Thank heaven it's changing finally; today is FREEZING COLD - hopefully the last of this rainless, cold stretch.

Clark said...

Tell me about, I road my bike from Shoreline to Snohomish today. I was cussing myself all the way there.

Pouncy said...

A couple runners at the marathon fell on the icy express lanes - I slid a good three feet myself.

ryamkajr said...

"Just saying it is scary.
Black ice just sneaks up on you. Robbing you of gravity!"

Gpacharlie said...

Hi Cliff,
There is a low forming off of Oregon. Where is it going and will it bring wind?

Dixon Gifford said...


I am interested to learn how much of this inversion was forecast and the subsequent data available to cities and WSDOT prior to the weekend r.e Black Ice issues? I ask this because there was a complete lack of preparation.
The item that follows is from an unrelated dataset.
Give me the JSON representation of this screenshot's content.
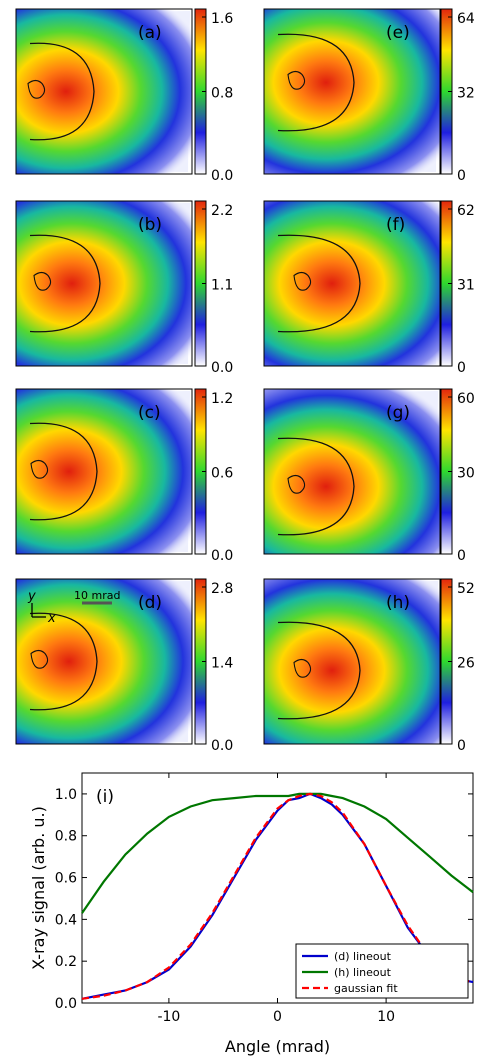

This morning I saw 3 vehicles spun off into ditches on I-90 E at the Issaquah Exit as the entire roadway was untreated. Later this evening the sidewalks in Redmond became a sheet of ice, no salting, nothing proactive at all. Not sure how the elderly or disable are supposed to manage, the city doesn't care that is for certain.

In contrast I drove to Cle Elum today and upon each curve in the road there exists a mass of salt and grit to aid in traction, sidewalks are sanded, clearly someone is thinking East of the crest. In all seriousness there is no excuse and city leaders must be held accountable for their lack of preparation if this data was available to them.

I am certain that many injuries and even a death could have perhaps been prevented this weekend. It doesn't take a rocket scientist to know that untreated roads and sidewalks result in serious accidents.

Charles Vigneron said...

When I was a young lad in Walla Walla I do not remember the long duration of foggy days we now experience. Lakes have been created on the Columbia & Snake Rivers in my lifetime. My father remembered, when a boy, in late season when their flow was much reduced. I think its foggier more winters now than six decades ago but I've no data.

Have these lakes changed local conditions in Eastern Washington?